〈ゴースト・セクサロイド〉 - 16P

  彼女は、ふっと自然に湧いて出たようにおぼろげに、けれどあまりにも軽薄にそれを言葉にした。ぼくは自分の耳を疑いそうになった。


「死にたいと云ったのか」

《はい》


 ぼくはすぐにその理由を聞けなかった。あまりにも突拍子すぎて、なんと返せばいいのかわからなかった。

 同時に、頭のなかでは驚きと好奇心のようなものが芽生えていた。情報集合体が自死を願うなんていうことなんてありえるのかと――と。


《一麻くんはパフォーマーを持っていないんですよね》


 困惑するぼくの口はかろうじて「うん」と答えた。


《だったらどうでしょう、しばらくはあたしが一麻くんのパフォーマーの代わりになるというのは》


 そんなことができるのか。なんて云うよりも早く、彼女は通話を終了した。その手際のよさ、相手の都合を考慮しないさまがやけに不気味だった。機械的でいて、怪異的でもあった。これじゃまるで〈メリーさんの電話〉だ。


 ふう、とため息をついてベッドに横になる。今度はこちらから、おりょうさんに通話を申請する。


《このアカウントは存在しません》


 ぼくは思わず息を飲んだ。額に冷や汗が滲み出る。おりょうさんのアカウントは消失……。先ほどまで会話をしていた、あの女性の存在を示すものがネットから完全になくなってしまった。これはいよいよ本当に幽霊じみてきた。


 時刻は午前一時。額の汗を拭う。不気味な女だ。到底、このまま眠れそうにない。不安を誤魔化す方法を考えるけれど、再びインディーズゲームを漁るような気にはなれなかった。

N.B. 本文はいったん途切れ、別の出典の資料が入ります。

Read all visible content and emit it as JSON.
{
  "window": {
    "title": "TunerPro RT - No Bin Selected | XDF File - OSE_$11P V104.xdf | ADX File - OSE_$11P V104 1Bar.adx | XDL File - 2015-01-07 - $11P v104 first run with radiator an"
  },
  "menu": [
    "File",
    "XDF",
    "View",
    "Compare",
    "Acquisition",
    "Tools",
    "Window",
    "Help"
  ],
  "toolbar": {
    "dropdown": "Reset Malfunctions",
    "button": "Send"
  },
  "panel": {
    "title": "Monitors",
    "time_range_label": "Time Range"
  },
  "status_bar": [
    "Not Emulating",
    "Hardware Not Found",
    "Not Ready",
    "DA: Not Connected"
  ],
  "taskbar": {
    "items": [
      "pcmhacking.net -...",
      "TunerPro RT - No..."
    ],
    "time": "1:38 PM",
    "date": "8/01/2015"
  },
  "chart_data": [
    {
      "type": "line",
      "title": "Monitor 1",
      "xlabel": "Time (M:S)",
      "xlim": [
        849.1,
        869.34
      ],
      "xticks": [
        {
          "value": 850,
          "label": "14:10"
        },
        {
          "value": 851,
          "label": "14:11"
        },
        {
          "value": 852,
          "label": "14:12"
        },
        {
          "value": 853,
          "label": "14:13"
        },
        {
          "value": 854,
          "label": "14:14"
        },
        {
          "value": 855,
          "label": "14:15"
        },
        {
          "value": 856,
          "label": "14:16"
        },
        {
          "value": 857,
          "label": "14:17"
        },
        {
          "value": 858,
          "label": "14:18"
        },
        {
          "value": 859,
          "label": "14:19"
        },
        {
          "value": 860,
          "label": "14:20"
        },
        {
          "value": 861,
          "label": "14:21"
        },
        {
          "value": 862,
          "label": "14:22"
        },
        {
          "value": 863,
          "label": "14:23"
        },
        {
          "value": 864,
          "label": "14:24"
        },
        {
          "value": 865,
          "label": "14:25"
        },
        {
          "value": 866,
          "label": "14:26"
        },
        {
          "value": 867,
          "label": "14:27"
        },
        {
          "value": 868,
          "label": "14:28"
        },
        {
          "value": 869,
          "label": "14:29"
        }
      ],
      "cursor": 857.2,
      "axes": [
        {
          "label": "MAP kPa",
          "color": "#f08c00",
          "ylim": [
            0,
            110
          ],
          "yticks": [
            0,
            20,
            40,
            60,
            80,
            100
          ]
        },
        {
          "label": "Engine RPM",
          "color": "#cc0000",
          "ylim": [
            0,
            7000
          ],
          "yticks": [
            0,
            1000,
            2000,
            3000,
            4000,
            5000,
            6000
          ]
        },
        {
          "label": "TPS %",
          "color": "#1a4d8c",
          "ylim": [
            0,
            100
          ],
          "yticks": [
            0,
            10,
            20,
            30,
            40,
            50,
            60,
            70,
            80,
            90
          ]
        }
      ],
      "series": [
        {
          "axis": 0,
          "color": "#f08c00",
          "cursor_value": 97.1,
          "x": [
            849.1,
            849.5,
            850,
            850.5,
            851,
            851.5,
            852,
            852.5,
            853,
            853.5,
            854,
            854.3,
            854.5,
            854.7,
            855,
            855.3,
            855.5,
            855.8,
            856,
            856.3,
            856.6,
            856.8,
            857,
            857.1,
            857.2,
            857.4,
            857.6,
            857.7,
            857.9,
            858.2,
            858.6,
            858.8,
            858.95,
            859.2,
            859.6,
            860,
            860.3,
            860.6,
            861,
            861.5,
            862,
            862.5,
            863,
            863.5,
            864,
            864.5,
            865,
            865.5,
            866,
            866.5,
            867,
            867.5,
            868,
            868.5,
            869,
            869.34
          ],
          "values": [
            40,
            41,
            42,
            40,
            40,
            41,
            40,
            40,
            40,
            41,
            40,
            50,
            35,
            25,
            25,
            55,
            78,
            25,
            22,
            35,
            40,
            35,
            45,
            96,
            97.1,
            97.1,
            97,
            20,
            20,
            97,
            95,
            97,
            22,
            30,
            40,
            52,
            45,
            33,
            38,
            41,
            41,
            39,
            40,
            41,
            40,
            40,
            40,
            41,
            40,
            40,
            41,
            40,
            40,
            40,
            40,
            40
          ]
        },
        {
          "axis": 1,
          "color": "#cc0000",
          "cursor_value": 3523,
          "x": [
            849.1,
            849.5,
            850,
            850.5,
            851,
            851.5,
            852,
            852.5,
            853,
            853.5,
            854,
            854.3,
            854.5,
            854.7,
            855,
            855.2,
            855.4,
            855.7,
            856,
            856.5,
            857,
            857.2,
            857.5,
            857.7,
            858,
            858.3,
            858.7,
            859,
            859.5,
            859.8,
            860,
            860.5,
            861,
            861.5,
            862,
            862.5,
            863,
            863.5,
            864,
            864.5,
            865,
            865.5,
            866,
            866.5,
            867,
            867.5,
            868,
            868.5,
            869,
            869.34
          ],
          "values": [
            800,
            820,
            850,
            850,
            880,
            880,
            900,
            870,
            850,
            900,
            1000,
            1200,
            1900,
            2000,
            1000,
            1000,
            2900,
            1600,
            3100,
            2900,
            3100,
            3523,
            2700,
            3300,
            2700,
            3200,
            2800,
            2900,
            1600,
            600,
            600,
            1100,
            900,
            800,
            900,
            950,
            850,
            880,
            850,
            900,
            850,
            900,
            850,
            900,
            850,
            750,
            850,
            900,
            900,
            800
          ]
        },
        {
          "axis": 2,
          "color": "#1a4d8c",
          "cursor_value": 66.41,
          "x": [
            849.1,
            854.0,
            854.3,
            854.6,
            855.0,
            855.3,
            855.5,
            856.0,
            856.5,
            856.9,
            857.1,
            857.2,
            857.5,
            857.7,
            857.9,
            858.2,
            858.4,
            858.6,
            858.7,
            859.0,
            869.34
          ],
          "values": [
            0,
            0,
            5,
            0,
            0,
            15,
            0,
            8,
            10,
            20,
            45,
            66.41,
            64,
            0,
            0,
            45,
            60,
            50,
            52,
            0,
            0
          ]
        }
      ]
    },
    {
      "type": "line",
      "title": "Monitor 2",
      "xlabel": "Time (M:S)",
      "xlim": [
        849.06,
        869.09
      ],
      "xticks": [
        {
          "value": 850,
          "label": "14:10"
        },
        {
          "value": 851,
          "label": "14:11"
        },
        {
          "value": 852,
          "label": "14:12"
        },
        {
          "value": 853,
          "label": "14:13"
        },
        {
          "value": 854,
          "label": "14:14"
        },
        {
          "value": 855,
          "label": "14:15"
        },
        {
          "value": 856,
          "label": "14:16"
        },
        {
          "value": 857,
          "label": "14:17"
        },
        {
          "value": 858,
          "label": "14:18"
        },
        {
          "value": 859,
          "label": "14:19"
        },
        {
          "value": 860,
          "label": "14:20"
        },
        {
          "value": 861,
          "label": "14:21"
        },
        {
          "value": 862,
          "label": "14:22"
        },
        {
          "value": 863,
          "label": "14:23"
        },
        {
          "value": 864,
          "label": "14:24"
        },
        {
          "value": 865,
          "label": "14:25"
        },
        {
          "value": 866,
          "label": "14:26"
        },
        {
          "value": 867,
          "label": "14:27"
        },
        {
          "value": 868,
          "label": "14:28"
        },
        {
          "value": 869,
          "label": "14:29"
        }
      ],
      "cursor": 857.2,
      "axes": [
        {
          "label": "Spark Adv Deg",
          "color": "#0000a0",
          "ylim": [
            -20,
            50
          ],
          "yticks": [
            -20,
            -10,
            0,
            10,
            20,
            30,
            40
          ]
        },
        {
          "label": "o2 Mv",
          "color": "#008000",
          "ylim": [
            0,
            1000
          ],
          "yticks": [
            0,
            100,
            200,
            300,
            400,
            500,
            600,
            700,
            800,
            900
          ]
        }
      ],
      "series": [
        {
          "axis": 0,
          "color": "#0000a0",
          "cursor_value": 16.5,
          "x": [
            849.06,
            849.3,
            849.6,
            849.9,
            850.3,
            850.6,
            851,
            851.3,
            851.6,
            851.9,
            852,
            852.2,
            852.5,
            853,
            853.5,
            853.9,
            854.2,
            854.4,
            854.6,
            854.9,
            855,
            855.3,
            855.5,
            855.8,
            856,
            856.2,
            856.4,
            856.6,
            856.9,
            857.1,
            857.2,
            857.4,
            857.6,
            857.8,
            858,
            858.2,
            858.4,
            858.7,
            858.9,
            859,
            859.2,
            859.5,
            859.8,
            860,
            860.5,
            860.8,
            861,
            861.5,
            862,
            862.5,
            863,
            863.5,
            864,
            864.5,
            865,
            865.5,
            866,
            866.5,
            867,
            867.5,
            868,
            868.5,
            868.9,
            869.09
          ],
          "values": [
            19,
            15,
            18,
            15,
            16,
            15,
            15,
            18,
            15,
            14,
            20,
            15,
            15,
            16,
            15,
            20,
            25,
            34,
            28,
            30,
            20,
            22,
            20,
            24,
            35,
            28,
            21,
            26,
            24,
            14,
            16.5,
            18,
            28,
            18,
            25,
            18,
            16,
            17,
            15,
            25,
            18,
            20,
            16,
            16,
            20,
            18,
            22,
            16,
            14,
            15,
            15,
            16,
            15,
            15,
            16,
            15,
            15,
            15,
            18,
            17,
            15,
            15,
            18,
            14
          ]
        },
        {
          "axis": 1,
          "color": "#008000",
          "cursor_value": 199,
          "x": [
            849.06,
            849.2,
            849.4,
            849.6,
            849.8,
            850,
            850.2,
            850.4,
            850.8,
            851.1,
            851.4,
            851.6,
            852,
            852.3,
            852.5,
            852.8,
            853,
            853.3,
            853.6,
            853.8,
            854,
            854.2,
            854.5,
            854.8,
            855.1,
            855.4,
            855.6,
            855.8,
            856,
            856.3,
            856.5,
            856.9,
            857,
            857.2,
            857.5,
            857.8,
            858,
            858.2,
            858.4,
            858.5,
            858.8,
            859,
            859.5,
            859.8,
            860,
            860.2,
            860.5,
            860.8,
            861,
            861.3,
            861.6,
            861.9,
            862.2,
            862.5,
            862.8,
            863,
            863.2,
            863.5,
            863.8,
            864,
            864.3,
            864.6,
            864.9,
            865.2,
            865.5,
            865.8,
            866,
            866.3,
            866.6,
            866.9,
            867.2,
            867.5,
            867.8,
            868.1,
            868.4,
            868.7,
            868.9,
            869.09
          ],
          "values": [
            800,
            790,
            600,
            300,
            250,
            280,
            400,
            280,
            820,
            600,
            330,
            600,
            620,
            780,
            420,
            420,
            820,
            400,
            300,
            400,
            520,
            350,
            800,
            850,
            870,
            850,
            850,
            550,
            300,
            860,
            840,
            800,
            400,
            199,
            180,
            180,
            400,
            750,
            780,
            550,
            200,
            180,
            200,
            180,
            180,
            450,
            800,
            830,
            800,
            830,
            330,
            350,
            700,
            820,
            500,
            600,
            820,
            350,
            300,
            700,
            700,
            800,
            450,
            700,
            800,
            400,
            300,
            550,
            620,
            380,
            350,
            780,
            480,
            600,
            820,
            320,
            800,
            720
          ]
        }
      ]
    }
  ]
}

 仕方ない。ぼくはパフォーマーの生成を始めることにした。夢のなかに入るまでの、この無為な時間で分身を作るためのコミュニケーションを済ませる。その会話が続くうちに気持ちも落ち着いてくるだろう。さっき見たことは明日、安藤さんたちに話す。それまではなるべく思い出したくない。正直にいうと怖いのだ。


 申請完了。まだ可視化されていないぼくの分身から「好きな人はいないのか」という最初の問いかけが始まる。ぼくと同じ声で。そのあとは「昨日なにした」「それでどう思った」など、子アバターからの様々な質問、自問自答が重なっていく。


 やがて青白い粒子が宙に舞う。親アバターの情報を基に、それらが集合してぼくのかたちを作っていく。これが情報が情報集合体となる光景だ。裸眼では視えない。点眼ナノマシンを差し、網膜ディスプレイを介すことでようやく姿を捉えることのできる妖精。ここのところアバターを作り直すたびに観ているが、ぼくはこの光景が嫌いではなかった。完全にパフォーマー化されるまで、ぼくのかたちをした子アバターはこの青白い輝きを保つ。実に幻想的な姿だ。


《好きな人はいないんですか》

「いない」


 先ほどと同じ質問だ。パフォーマー化するためのコミュニケーションのなかで、同じ内容を話すのはこれが初めてだった。ぼくは分身を見る。


「同じ質問だけど、なにかおかしいことでもあったかい」

《好きな人はいないんですね》


 ぼくは口を閉じた。子アバターから聞いたぼくの声は敬語だった。


「どうして敬語を使う。さっきから同じ質問だぞ、おい」

《ちょっとからかっただけです》


 突然、帯刀田一麻のかたちをした子アバターから、青白い粒子が飛沫のようにはじけ飛んだ。ぼくは反射的に短い悲鳴を上げる。目を閉じるのと同時に、点眼ナノがオフになる。その一瞬の間に、自分の姿をした子アバターがぐにゃりと歪んだような気がした。こんなことは初めてだった。


《ふふ、驚かせてすみません》


 ぼくはゆっくりと瞼を開き、アバターを見た。その声はぼくのものではなかった。


「おりょうさん」


 腰まで伸びた紫色の髪を弾ませながら、その人はゆらゆらと宙を漂っていた。その肌はあまりにも白く、血の循環を感じさせるに至らないほどだった。ぼくの眼の前にいるのは、間違いなく幽霊だと思った。ぼくは憑りつかれてしまったのだ。それは予感ではなく、確信めいた感情だった。けれど胸のうちにあった不安や恐怖はすぐに消えていた。理由はもちろん、わかっている。


 それは彼女があまりにも美しかったからだ。